Lift up your hearts, my brethren, high, higher! And do not forget your legs! Lift up also your legs, ye good dancers, and better still if ye stand upon your heads!

There are also heavy animals in a state of happiness, there are club-footed ones from the beginning. Curiously do they exert themselves, like an elephant which endeavoureth to stand upon its head.

Better, however, to be foolish with happiness than foolish with misfortune, better to dance awkwardly than walk lamely. So learn, I pray you, my wisdom, ye higher men: even the worst thing hath two good reverse sides,----Even the worst thing hath good dancing-legs: so learn, I pray you, ye higher men, to put yourselves on your proper legs!
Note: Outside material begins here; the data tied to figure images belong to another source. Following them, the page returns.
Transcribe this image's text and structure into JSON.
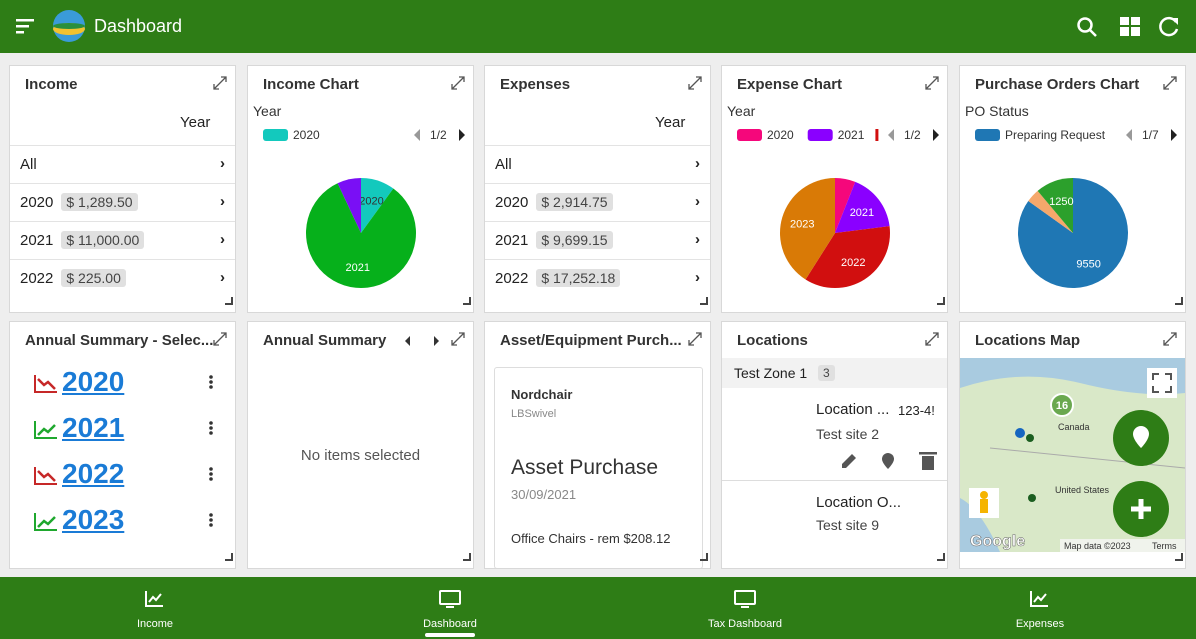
{
  "header": {
    "title": "Dashboard"
  },
  "income": {
    "title": "Income",
    "column": "Year",
    "rows": [
      {
        "year": "All"
      },
      {
        "year": "2020",
        "amount": "$ 1,289.50"
      },
      {
        "year": "2021",
        "amount": "$ 11,000.00"
      },
      {
        "year": "2022",
        "amount": "$ 225.00"
      }
    ]
  },
  "expenses": {
    "title": "Expenses",
    "column": "Year",
    "rows": [
      {
        "year": "All"
      },
      {
        "year": "2020",
        "amount": "$ 2,914.75"
      },
      {
        "year": "2021",
        "amount": "$ 9,699.15"
      },
      {
        "year": "2022",
        "amount": "$ 17,252.18"
      }
    ]
  },
  "chart_data": [
    {
      "type": "pie",
      "title": "Income Chart",
      "legend_title": "Year",
      "pager": "1/2",
      "categories": [
        "2020",
        "2021",
        null
      ],
      "values": [
        10,
        83,
        7
      ],
      "colors": [
        "#13c9bd",
        "#06b01b",
        "#7a0ff5"
      ]
    },
    {
      "type": "pie",
      "title": "Expense Chart",
      "legend_title": "Year",
      "pager": "1/2",
      "categories": [
        "2020",
        "2021",
        "2022",
        "2023"
      ],
      "values": [
        6,
        17,
        36,
        41
      ],
      "colors": [
        "#f5077b",
        "#8a00ff",
        "#d10f0f",
        "#d97a06"
      ]
    },
    {
      "type": "pie",
      "title": "Purchase Orders Chart",
      "legend_title": "PO Status",
      "pager": "1/7",
      "categories": [
        "Preparing Request",
        null,
        null
      ],
      "values": [
        9550,
        450,
        1250
      ],
      "colors": [
        "#1f77b4",
        "#f5a86b",
        "#2ca02c"
      ]
    }
  ],
  "annual_select": {
    "title": "Annual Summary - Selec...",
    "years": [
      "2020",
      "2021",
      "2022",
      "2023"
    ]
  },
  "annual_summary": {
    "title": "Annual Summary",
    "empty": "No items selected"
  },
  "asset": {
    "title": "Asset/Equipment Purch...",
    "vendor": "Nordchair",
    "model": "LBSwivel",
    "heading": "Asset Purchase",
    "date": "30/09/2021",
    "line": "Office Chairs - rem $208.12"
  },
  "locations": {
    "title": "Locations",
    "zone": "Test Zone 1",
    "count": "3",
    "items": [
      {
        "name": "Location ...",
        "code": "123-4!",
        "site": "Test site 2"
      },
      {
        "name": "Location O...",
        "site": "Test site 9"
      }
    ]
  },
  "map": {
    "title": "Locations Map",
    "cluster": "16",
    "country1": "Canada",
    "country2": "United States",
    "brand": "Google",
    "attribution": "Map data ©2023",
    "terms": "Terms"
  },
  "nav": [
    "Income",
    "Dashboard",
    "Tax Dashboard",
    "Expenses"
  ]
}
So unlearn, I pray you, the sorrow-sighing, and all the populace-sadness!

Oh, how sad the buffoons of the populace seem to me to-day! This to-day, however, is that of the populace.

20.

Do like unto the wind when it rusheth forth from its mountain-caves: unto its own piping will it dance; the seas tremble and leap under its footsteps.

That which giveth wings to asses, that which milketh the lionesses:--praised be that good, unruly spirit, which cometh like a hurricane unto all the present and unto all the populace,----Which is hostile to thistle-heads and puzzle-heads, and to all withered leaves and weeds:--praised be this wild, good, free spirit of the storm, which danceth upon fens and afflictions, as upon meadows!

Which hateth the consumptive populace-dogs, and all the ill-constituted, sullen brood:--praised be this spirit of all free spirits, the laughing storm, which bloweth dust into the eyes of all the melanopic and melancholic!

Ye higher men, the worst thing in you is that ye have none of you learned to dance as ye ought to dance--to dance beyond yourselves! What doth it matter that ye have failed!

How many things are still possible! So LEARN to laugh beyond yourselves!

Lift up your hearts, ye good dancers, high! higher! And do not forget the good laughter!

This crown of the laughter, this rose-garland crown: to you my brethren do I cast this crown! Laughing have I consecrated; ye higher men, LEARN, Ipray you--to laugh!